Update April 8, 1 a.m.: Though there are talks of a last-minute deal, a few billion dollars in differences between Democrats and Republicans still has the federal budget stalled out.

For the latest, I'll point you to The New York Times for a story posted at 11:33 p.m. last night; read it here.

The paper also has a nice story on how immediately (and not) a shutdown would affect various types of employees linked to the federal government and how a short shutdown would not probably have any lasting affect of the nation's overall economy; read that report here.

Along those same lines the paper has another report on just how vague the line is between who is an "essential" federal worker and would work through any government shutdown; read that report here.

First reporting: The looming shutdown of the federal government could have a very real impact on Beaufort County as it means our area military personnel could go without a paycheck beginning April 15, and that check would only be for payment through April 8.

That's according to the Navy Times, which has a nice report on what impact this potential shutdown could have on military families. You can read that here.

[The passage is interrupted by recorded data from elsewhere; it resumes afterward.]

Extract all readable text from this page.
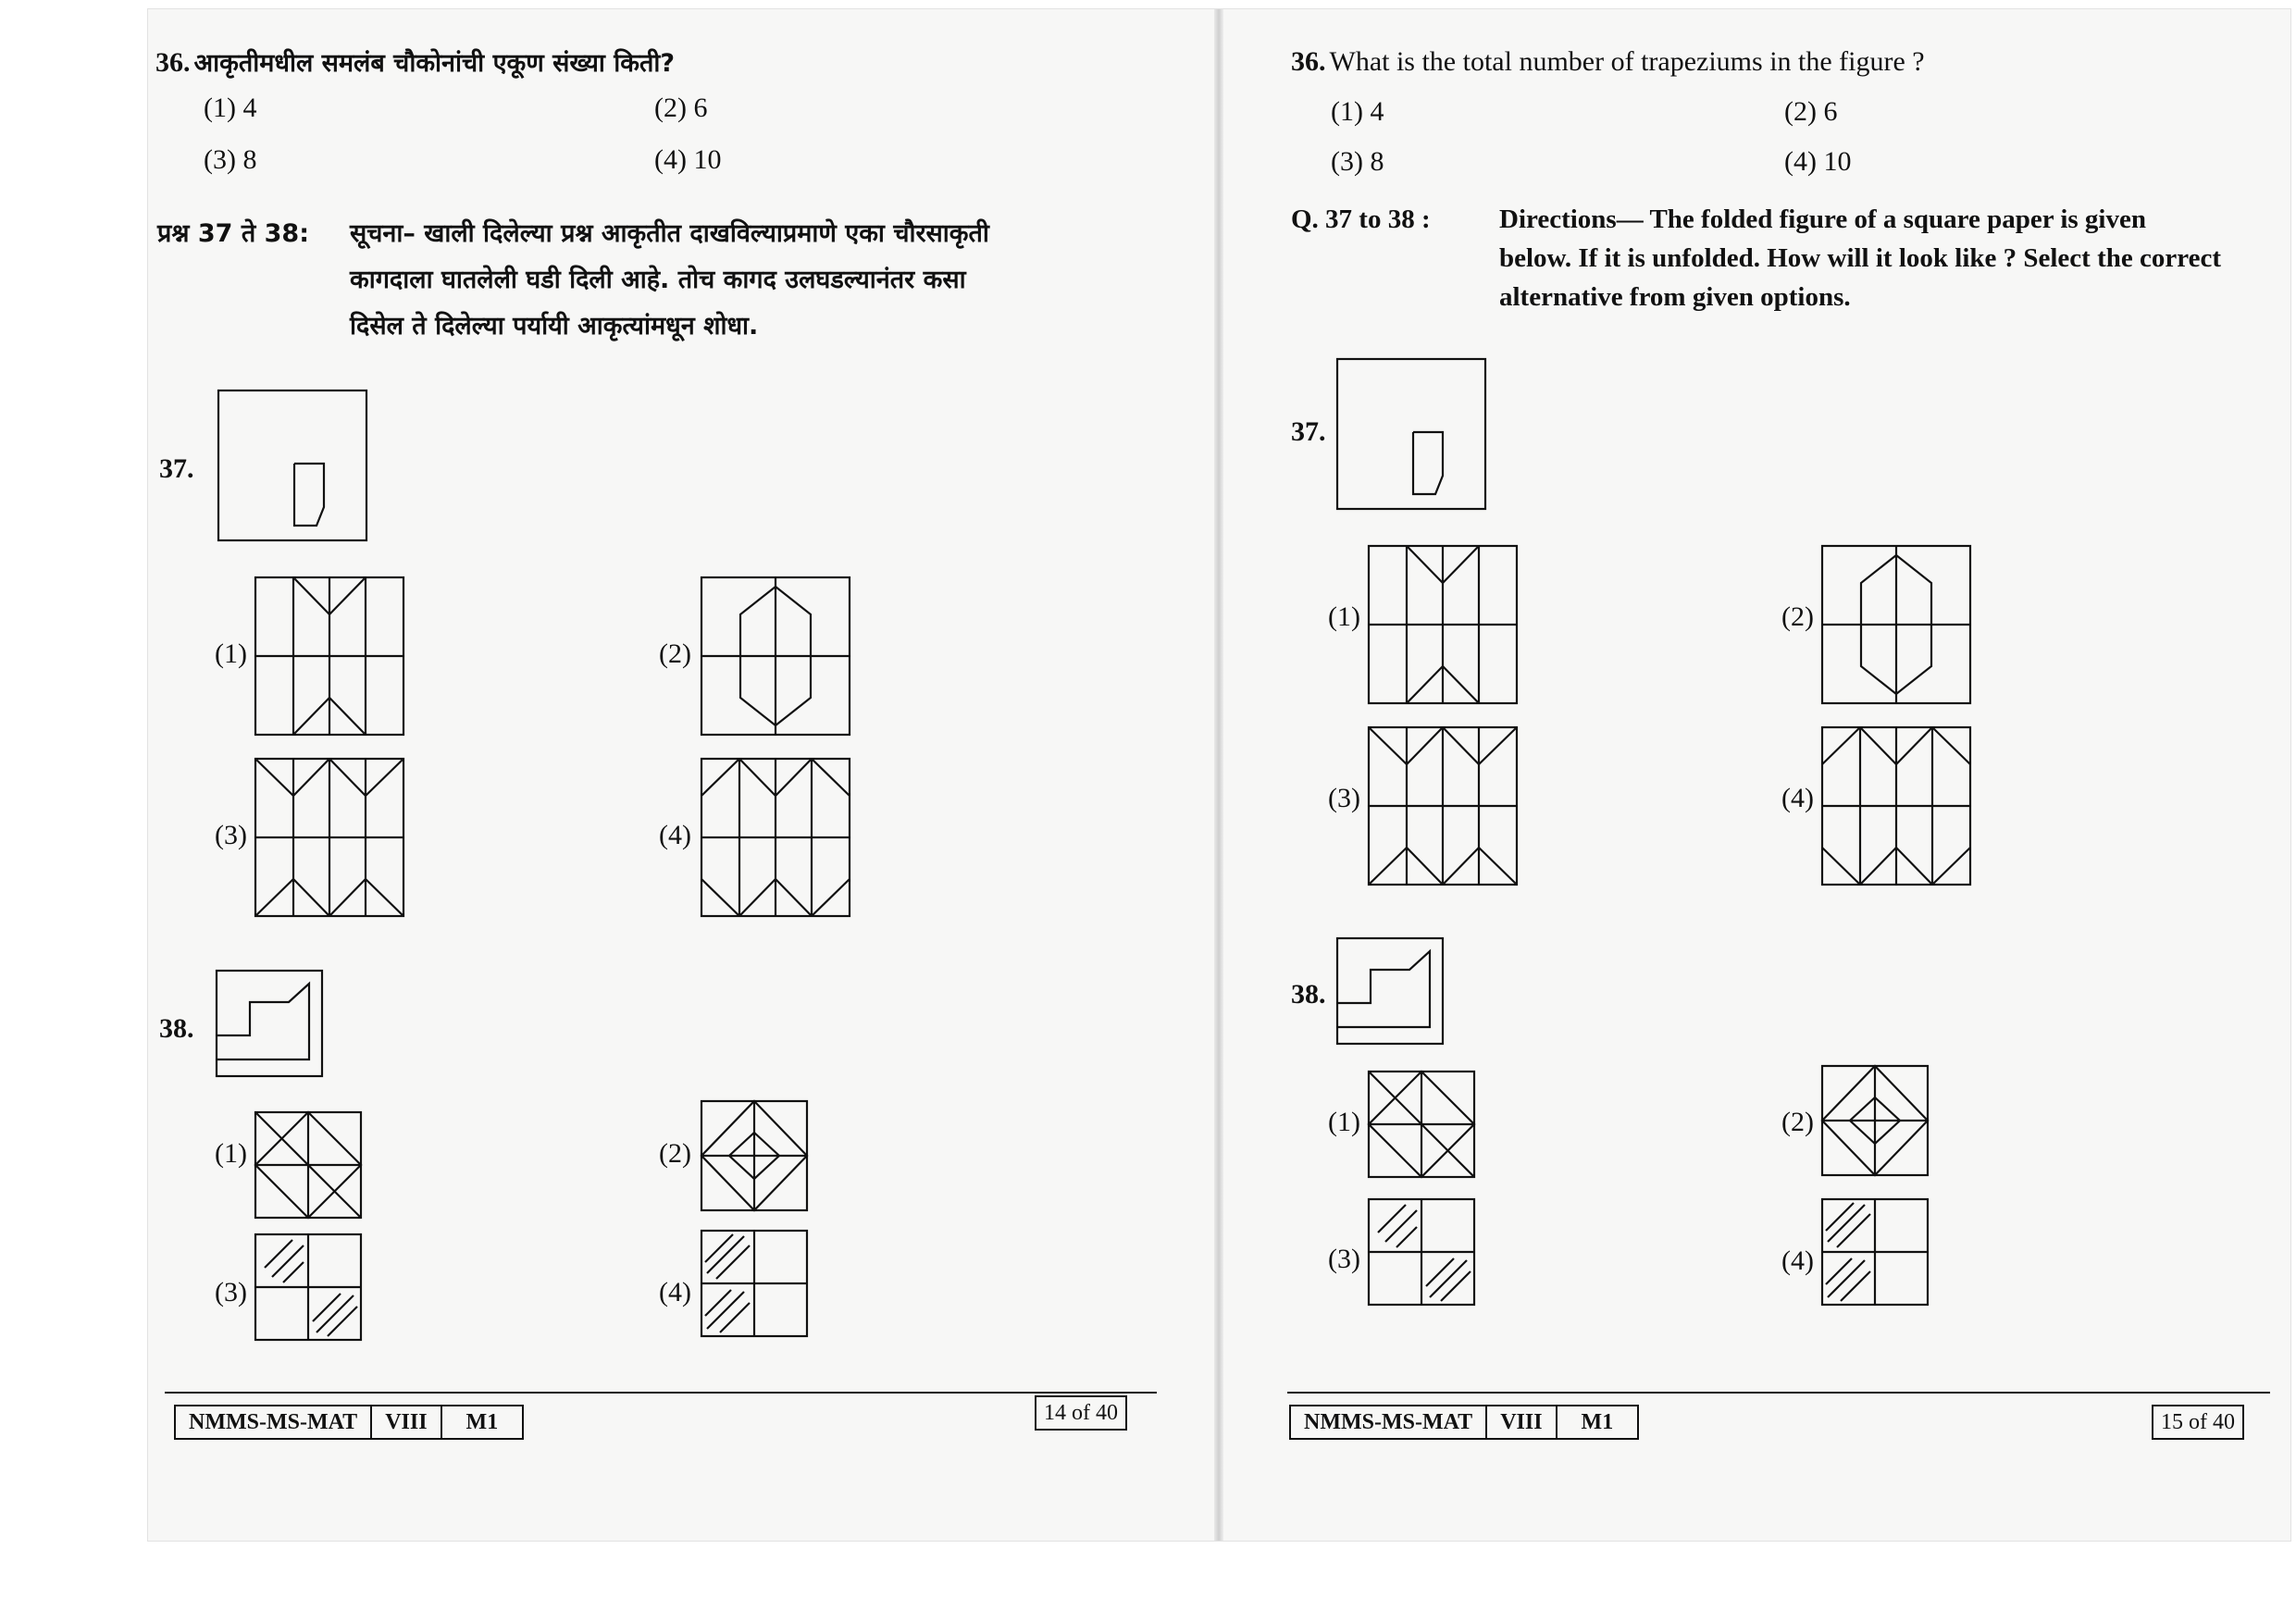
36. आकृतीमधील समलंब चौकोनांची एकूण संख्या किती?
(1) 4	(2) 6
(3) 8	(4) 10
प्रश्न 37 ते 38: सूचना– खाली दिलेल्या प्रश्न आकृतीत दाखविल्याप्रमाणे एका चौरसाकृती
कागदाला घातलेली घडी दिली आहे. तोच कागद उलघडल्यानंतर कसा
दिसेल ते दिलेल्या पर्यायी आकृत्यांमधून शोधा.
37.
(1)	(2)
(3)	(4)
38.
(1)	(2)
(3)	(4)
NMMS-MS-MAT	VIII	M1	14 of 40
36. What is the total number of trapeziums in the figure ?
(1) 4	(2) 6
(3) 8	(4) 10
Q. 37 to 38 :	Directions— The folded figure of a square paper is given
below. If it is unfolded. How will it look like ? Select the correct
alternative from given options.
37.
(1)	(2)
(3)	(4)
38.
(1)	(2)
(3)	(4)
NMMS-MS-MAT	VIII	M1	15 of 40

In essence while the President and Congress would continue to be paid during a shutdown, our men and women protecting the country would not. Their money would come back to them retroactively once government gets back to business.

What does that mean to the larger Beaufort community? Well it could be a big deal.

Area military contributes more than $1.2 billion to the Beaufort County economy on an annual basis, according to a study commissioned by the Beaufort Regional Chamber of Commerce.

Of that $1.2 billion, a little more than $330 million of that is annual household income that's paid out to Marines and civilian employees out at MCAS Beaufort.

No paycheck means no Friday night trip downtown for a beer and no groceries at Piggly Wiggly or Bi-Lo. It means no money for gas or any of the other items around town that our military men and women would typically stop to pick up without giving it a second thought.

And that doesn't even begin to get into the bigger issue of missed mortgage and utility payments.

Here's a snippet from a Congressional Research Service study on what military families could expect during a shutdown:

The hardships that a sudden stop in pay would impose on military and civilian personnel would, of course, vary depending on individual circumstances,” said the report, prepared on April 1 and made public Wednesday. “Families with a second income and with substantial savings might be able to manage with few problems. Others, particularly deployed personnel with young families and limited savings, might be affected very badly.”

Needless to say a shutdown could have a very real impact on the Beaufort community.


In the meantime there is legislation being pitched that would see military men and women get  paid even during a shutdown, but with that shutdown looming it could be too little too late.